Mall Owners Claim Clarkstown Wants Millions Of Dollars in Concessions to Release Restrictive Covenant
EklecCo NewCo, the Delaware-based LLC that owns the Palisades Center, will have another chance to fight a town-imposed restriction limiting its right to expand an existing but unused space when the case comes before Chief Judge Robert A. Katzmann on Jan. 6th at the United States Court of Appeals for the Second Circuit.
The Palisades Center in June lost its federal claims in district court where it argued that the restrictive covenant forbidding expansion of the mall without a public referendum violated the center’s 1st and 14th amendment rights.
The federal claims in the suit were determined to be “time barred” or too late for the court to tackle on their merits because the case was filed after the statutes of limitations had expired. But EklecCo NewCo will argue to the appeals court that no statute of limitation applies when a landowner challenges the validity of a restrictive covenant.
“Under New York law, the right to seek removal of a restriction on the use of real property is “never barred by the Statute of Limitations because it is a continuing right which exists as long as there is an occasion for its exercise,” says the court brief.
Originally the Restrictive Covenant stated that EklecCo could obtain its release if EklecCo waited 24 months and Palisades Center was operating at 90% occupancy. The mall owner says it satisfied the initial conditions specified in the Restrictive Covenant and attempted to seek release. But the town converted the condition into a permanent bar on expansion.
The Palisades Center is fighting Clarkstown over a town-imposed restriction limiting its right to build out and lease an existing but unused 240,000 square-foot section of the mall’s fourth floor. The 1.85 million square-foot mall needs town and voter approval in order to expand.
In 2002, Clarkstown voters overwhelmingly said no to the mall’s expansion after the town held a referendum to release the mall from the Restrictive Covenant. More recently, public officials have been urging Supervisor George Hoehmann to hold another referendum but there has been no indication that a vote will be held any time soon. Both County Executive Ed Day, and Clarkstown’s Economic Development Committee have been calling for a resolution on the impasse.
Hoehmann has said the lower courts have decided and he believes the opinions of the district courts will stick.
EklecCo in the appeals case alleges between 2014 and 2016 the town sought to force the mall developer to “pay millions of dollars and make other material concessions” as a condition to release the Restrictive Covenant. To date, the town has maintained that voters, not the Town Board, must decide whether or not to release the center from the covenant.
EklecCo is arguing the covenant created an entirely new, ad hoc land-use approval process and that it is using that process to block expansion (as otherwise permitted by the zoning code) and make “fresh attempts to exact millions of dollars and other material concessions from EklecCo in exchange for another discretionary benefit – Town Board consent to release the Restrictive Covenant.”

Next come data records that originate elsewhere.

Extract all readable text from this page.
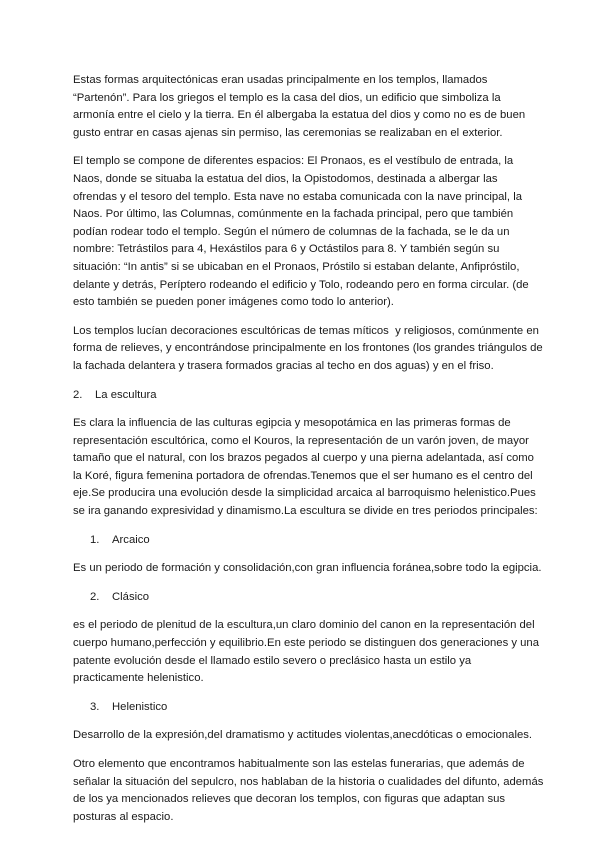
Estas formas arquitectónicas eran usadas principalmente en los templos, llamados “Partenón”. Para los griegos el templo es la casa del dios, un edificio que simboliza la armonía entre el cielo y la tierra. En él albergaba la estatua del dios y como no es de buen gusto entrar en casas ajenas sin permiso, las ceremonias se realizaban en el exterior.

El templo se compone de diferentes espacios: El Pronaos, es el vestíbulo de entrada, la Naos, donde se situaba la estatua del dios, la Opistodomos, destinada a albergar las ofrendas y el tesoro del templo. Esta nave no estaba comunicada con la nave principal, la Naos. Por último, las Columnas, comúnmente en la fachada principal, pero que también podían rodear todo el templo. Según el número de columnas de la fachada, se le da un nombre: Tetrástilos para 4, Hexástilos para 6 y Octástilos para 8. Y también según su situación: “In antis” si se ubicaban en el Pronaos, Próstilo si estaban delante, Anfipróstilo, delante y detrás, Períptero rodeando el edificio y Tolo, rodeando pero en forma circular. (de esto también se pueden poner imágenes como todo lo anterior).

Los templos lucían decoraciones escultóricas de temas míticos  y religiosos, comúnmente en forma de relieves, y encontrándose principalmente en los frontones (los grandes triángulos de la fachada delantera y trasera formados gracias al techo en dos aguas) y en el friso.

2.	La escultura

Es clara la influencia de las culturas egipcia y mesopotámica en las primeras formas de representación escultórica, como el Kouros, la representación de un varón joven, de mayor tamaño que el natural, con los brazos pegados al cuerpo y una pierna adelantada, así como la Koré, figura femenina portadora de ofrendas.Tenemos que el ser humano es el centro del eje.Se producira una evolución desde la simplicidad arcaica al barroquismo helenistico.Pues se ira ganando expresividad y dinamismo.La escultura se divide en tres periodos principales:

1.	Arcaico

Es un periodo de formación y consolidación,con gran influencia foránea,sobre todo la egipcia.

2.	Clásico

es el periodo de plenitud de la escultura,un claro dominio del canon en la representación del cuerpo humano,perfección y equilibrio.En este periodo se distinguen dos generaciones y una patente evolución desde el llamado estilo severo o preclásico hasta un estilo ya practicamente helenistico.

3.	Helenistico

Desarrollo de la expresión,del dramatismo y actitudes violentas,anecdóticas o emocionales.

Otro elemento que encontramos habitualmente son las estelas funerarias, que además de señalar la situación del sepulcro, nos hablaban de la historia o cualidades del difunto, además de los ya mencionados relieves que decoran los templos, con figuras que adaptan sus posturas al espacio.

That referendum requirement is itself an unconstitutional burden on EklecCo’s right to petition, the suit says, because it places a further obstacle between EklecCo and the Planning Board. Also, EklecCo contends Clarkstown does not explain what would constitute a “formal request” for a release, and the Restrictive Covenant provides no guidance.
The original intent of the Restrictive Covenant was purportedly to limit the impact of the mall on the environment and traffic. But EklecCo is claiming it’s the Planning Board’s role to determine this condition, and that the claim runs contrary to the Planning Board’s finding at the time that said “the application for the Revised Site Plan Approval for Palisades at approximately 1.85 million square feet will not have a significant impact on the environment.”
The suit goes on to say “This demonstrates the Town’s claimed interest in limiting impacts on the environment and traffic was merely a pretext for its discriminatory, malicious, and/or bad faith intent against EklecCo.”